The other aspect of sharing findings is accessibility of the data. Rothwell’s analysis purporting to refute Autor et al was done with Autor et al’s data. Sharing data is honorable because data often takes work before you can use it and sharing allows others to profit without having to do the work. But all empirical claims should be accompanied by sharing of data along with all of the steps that were necessary to get the data into shape. The kitchen of econometrics can be an unsightly place. But everything that goes on in the kitchen should be publicly available in order to reassure the diners. Again, people can lie or hide things, but at least we should make clear what is the ideal.
If I am right, economists are mostly dangerous. At least economists as the world perceives them. But most of the people I am talking about are not economists. They are really applied statisticians. Economics is primarily a way of organizing one’s thinking in considering incentives and costs and the interactions between individuals that we call a market but is really emergent behavior with feedback loops. Studying economics sensitizes you to these things and others and helps you appreciate complexity and various outcomes made by economic actors — consumers, producers, entrepreneurs.
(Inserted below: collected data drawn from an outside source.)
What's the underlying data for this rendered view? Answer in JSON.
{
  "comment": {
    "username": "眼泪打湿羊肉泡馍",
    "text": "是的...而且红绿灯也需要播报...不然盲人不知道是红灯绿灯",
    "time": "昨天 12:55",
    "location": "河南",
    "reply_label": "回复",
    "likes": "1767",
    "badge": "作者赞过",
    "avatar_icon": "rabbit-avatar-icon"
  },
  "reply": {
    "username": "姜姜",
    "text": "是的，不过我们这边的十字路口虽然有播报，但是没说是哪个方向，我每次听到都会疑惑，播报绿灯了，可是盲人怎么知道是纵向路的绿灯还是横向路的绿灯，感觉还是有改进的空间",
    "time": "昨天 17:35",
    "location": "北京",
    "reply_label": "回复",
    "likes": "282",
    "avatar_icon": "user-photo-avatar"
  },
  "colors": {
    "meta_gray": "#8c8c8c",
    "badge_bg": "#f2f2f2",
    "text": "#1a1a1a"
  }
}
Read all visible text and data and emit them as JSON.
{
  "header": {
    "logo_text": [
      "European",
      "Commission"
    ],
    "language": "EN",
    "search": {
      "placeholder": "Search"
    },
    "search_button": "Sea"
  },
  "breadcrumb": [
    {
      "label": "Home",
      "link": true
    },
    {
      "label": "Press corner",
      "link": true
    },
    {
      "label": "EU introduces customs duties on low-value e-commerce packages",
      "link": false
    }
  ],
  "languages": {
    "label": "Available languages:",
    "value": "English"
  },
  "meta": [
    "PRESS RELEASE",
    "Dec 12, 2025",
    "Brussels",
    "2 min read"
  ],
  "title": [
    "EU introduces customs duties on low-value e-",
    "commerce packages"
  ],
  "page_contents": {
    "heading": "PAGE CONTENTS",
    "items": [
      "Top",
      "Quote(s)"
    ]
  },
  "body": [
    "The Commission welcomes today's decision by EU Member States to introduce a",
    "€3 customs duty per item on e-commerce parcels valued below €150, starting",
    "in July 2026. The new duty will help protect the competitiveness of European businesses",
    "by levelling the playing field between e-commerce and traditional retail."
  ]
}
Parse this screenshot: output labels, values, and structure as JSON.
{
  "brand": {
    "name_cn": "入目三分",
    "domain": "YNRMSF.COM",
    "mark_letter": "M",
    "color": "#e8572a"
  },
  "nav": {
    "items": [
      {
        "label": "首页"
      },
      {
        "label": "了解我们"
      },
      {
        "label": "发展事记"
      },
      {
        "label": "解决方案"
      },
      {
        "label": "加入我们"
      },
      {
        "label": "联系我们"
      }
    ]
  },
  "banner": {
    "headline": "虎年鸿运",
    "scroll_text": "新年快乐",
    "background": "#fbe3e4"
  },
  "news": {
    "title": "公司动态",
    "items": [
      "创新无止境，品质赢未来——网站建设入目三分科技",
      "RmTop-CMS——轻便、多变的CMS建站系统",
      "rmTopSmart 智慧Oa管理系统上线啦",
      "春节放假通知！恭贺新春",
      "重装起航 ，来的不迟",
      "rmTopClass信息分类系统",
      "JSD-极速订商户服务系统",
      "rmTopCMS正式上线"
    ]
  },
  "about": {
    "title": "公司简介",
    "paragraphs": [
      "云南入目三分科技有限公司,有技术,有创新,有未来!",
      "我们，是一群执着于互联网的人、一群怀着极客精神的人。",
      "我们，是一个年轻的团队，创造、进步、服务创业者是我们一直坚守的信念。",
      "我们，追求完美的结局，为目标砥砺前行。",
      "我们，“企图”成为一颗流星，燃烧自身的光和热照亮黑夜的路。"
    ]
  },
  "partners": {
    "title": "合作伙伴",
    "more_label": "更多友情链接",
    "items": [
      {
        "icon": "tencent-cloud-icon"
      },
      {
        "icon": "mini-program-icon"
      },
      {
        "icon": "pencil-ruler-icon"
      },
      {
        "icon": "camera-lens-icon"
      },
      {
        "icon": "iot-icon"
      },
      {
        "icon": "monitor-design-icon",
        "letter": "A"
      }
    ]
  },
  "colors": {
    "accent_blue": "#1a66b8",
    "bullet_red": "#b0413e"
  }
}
Economists understand that many things are more complicated than they seem. I recently heard someone who is quite smart say that because autonomous vehicles are likely to eliminate all taxi driving and truck driving jobs, then maybe the Trump Administration should make autonomous vehicles illegal on the grounds that low-skilled workers have a hard enough time as it is. I too worry about low-skilled workers in a world of artificial intelligence. It’s why I think we need to try some radical experimentation in education.
But an economist when considering a policy of banning autonomous vehicles can think of a lot of other impacts besides the jobs saved and the continuing deaths from human driven cars if such a ban is put in place. One of the things we would think about is how such a ban will effect the incentives to discover future innovation that might also people out of work. We would think about how putting more power in Washington would encourage lobbying for protection. We would think about the children and grandchildren of today’s workers and how restricting technology and changing incentives would affect things. These ideas are not rocket science. But they come easily to economists and not so easily to non-economists. Thinking like an economist is very useful.
What I am arguing here is that the combination of economics with statistics in a complex world promises a lot more than it delivers. We economists should be more humble and honest about the reliability and precision of statistical analysis.
Update: Here is John Cochrane’s response to this essay at The Grumpy Economist. Here is Don Boudreaux at Cafe Hayek responding to Cochrane and me. And here is Adam Ozimek at Data Points responding. Cochrane and Boudreaux are generally sympathetic to my claims but add their own very interesting takes. Ozimek thinks I very much underestimate the value of empirical economics. I will respond to his points in a separate essay.